Background: Urinary tract infection (UTI) in childhood can be diagnosed in 5% of febrile infants. Renal scarring is associated with increasing numbers of UTI episodes, and the incidence of renal scarring rises with each urinary infection. High levels of awareness of childhood UTI are important among both professionals and parents. Whilst problems for professionals in making the diagnosis have been explored, few data exist concerning parental understanding and perspectives.
Objectives: The purpose of this study was to assess parental understanding of UTI in their child and identify any delay perceived in the diagnosis, along with identifying how helpful parents had found any information that they had been given.
Methods: Subjects were the parents of children aged <2 years being investigated in one out-patient department following proven UTI. A semi-structured questionnaire was given to parents at first attendance (quantitative data) and content analysis of qualitative data was carried out.

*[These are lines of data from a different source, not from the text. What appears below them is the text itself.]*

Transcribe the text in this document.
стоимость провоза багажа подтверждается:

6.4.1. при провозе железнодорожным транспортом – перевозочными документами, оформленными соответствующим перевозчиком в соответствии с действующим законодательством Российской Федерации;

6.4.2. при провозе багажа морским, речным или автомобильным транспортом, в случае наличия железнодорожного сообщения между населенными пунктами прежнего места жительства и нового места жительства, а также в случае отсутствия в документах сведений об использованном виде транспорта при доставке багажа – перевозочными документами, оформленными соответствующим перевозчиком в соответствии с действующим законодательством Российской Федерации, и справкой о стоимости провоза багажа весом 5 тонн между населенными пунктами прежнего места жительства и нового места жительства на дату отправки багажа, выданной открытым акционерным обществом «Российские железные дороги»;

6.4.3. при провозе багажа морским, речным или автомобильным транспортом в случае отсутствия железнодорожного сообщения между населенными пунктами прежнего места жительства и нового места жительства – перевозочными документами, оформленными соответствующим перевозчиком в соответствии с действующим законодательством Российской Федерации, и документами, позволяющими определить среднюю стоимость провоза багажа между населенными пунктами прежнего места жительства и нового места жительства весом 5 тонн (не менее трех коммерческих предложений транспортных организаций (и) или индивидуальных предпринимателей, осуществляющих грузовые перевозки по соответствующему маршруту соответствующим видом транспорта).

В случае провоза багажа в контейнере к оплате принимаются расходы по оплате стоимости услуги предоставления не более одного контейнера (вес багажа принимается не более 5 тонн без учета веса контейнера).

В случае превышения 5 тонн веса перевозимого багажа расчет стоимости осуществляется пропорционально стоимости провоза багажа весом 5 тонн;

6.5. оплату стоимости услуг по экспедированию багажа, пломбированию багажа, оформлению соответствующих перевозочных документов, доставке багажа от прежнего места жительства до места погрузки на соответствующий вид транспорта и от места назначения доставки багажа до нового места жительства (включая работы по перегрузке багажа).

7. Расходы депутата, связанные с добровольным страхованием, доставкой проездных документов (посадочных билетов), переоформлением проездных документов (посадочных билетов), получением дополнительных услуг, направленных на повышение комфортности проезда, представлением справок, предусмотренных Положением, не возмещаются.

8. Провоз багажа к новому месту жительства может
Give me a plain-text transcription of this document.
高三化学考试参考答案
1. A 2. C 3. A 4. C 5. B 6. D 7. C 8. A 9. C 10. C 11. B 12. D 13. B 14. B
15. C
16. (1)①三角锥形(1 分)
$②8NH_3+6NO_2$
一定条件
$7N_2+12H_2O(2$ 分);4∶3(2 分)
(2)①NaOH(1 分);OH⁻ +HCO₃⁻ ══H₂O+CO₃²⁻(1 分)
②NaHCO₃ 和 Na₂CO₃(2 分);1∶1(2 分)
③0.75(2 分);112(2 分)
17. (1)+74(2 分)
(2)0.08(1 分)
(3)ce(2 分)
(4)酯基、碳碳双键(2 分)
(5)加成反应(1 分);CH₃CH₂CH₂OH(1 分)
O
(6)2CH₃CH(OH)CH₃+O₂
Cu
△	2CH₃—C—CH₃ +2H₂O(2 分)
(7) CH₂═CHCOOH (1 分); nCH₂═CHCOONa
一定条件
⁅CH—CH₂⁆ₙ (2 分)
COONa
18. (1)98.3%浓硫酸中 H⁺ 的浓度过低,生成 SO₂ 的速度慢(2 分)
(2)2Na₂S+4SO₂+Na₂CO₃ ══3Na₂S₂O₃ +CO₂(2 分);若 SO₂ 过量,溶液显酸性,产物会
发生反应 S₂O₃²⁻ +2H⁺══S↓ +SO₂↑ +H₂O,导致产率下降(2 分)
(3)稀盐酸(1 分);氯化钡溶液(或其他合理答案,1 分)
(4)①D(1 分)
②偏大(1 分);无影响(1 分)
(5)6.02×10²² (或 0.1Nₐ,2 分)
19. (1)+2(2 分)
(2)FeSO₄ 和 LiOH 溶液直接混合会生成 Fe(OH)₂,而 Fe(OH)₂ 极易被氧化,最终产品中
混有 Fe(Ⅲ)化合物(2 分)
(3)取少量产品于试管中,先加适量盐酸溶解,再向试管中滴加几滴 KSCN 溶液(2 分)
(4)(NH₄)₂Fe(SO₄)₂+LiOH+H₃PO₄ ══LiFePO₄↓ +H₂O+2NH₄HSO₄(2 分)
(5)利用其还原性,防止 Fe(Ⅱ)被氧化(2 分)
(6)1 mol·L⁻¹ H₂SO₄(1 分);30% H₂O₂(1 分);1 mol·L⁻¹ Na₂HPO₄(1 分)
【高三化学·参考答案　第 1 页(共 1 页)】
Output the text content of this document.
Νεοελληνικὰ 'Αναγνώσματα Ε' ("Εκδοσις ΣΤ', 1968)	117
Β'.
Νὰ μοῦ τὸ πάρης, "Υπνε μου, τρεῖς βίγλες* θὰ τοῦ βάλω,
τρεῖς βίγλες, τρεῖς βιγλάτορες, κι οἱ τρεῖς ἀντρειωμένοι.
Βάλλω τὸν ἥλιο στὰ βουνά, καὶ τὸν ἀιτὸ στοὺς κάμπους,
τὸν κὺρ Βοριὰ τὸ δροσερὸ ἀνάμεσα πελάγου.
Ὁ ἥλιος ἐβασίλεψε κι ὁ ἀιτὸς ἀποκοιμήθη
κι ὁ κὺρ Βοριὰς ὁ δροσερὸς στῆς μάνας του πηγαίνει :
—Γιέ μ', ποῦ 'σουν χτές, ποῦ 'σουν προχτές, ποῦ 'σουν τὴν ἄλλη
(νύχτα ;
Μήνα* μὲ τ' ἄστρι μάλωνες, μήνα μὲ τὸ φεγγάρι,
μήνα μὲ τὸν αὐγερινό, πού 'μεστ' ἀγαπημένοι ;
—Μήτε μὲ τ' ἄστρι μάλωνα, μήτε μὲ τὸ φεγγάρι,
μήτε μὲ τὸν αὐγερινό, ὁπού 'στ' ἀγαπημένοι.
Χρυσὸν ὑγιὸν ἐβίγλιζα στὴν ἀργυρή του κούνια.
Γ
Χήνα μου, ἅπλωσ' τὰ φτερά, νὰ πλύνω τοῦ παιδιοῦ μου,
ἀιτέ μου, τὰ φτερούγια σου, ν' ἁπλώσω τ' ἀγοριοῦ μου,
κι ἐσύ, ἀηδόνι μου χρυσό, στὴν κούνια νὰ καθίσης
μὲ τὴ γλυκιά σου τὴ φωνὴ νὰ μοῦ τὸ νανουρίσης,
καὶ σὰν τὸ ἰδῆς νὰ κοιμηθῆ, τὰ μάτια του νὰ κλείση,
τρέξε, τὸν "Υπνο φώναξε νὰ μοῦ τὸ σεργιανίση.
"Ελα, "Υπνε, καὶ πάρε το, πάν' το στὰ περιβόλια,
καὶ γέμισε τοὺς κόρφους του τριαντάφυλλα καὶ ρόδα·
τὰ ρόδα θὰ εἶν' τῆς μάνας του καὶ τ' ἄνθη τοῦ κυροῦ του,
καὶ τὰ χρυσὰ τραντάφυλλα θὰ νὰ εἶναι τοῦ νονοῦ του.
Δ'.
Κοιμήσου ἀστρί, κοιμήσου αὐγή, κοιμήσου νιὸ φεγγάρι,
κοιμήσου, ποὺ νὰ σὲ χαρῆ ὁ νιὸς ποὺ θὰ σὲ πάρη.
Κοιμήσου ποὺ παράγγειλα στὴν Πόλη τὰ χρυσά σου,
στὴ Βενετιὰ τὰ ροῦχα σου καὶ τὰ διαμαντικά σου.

Results: Fifty-two out of 84 parents responded (response rate 64%), of whom 45 (86.5%) felt that they had been given a full explanation of the significance of UTI in childhood. Forty percent felt that clean catch was the easiest method of obtaining a urine sample from their child. Although the quantitative data were positive, several themes were identified in the qualitative data, relating to lack of awareness, delay in investigation by health professionals and issues regarding the information that had been imparted to parents. Parents would like more information about the illness that affects their child, and many would like this in leaflet form.
Conclusions: Parents perceive low awareness levels and delays in investigation of UTI in childhood amongst health professionals. Increasing awareness about the importance of UTI in childhood, its incidence and management should be generated amongst health professionals who deal with young children. Parents need and would like more information about the disease and how to identify it, with guidance on urine collection. Further research is needed into whether educational strategies for either parents or health professionals are effective in identifying UTI earlier, and what the best methods of implementing these would be.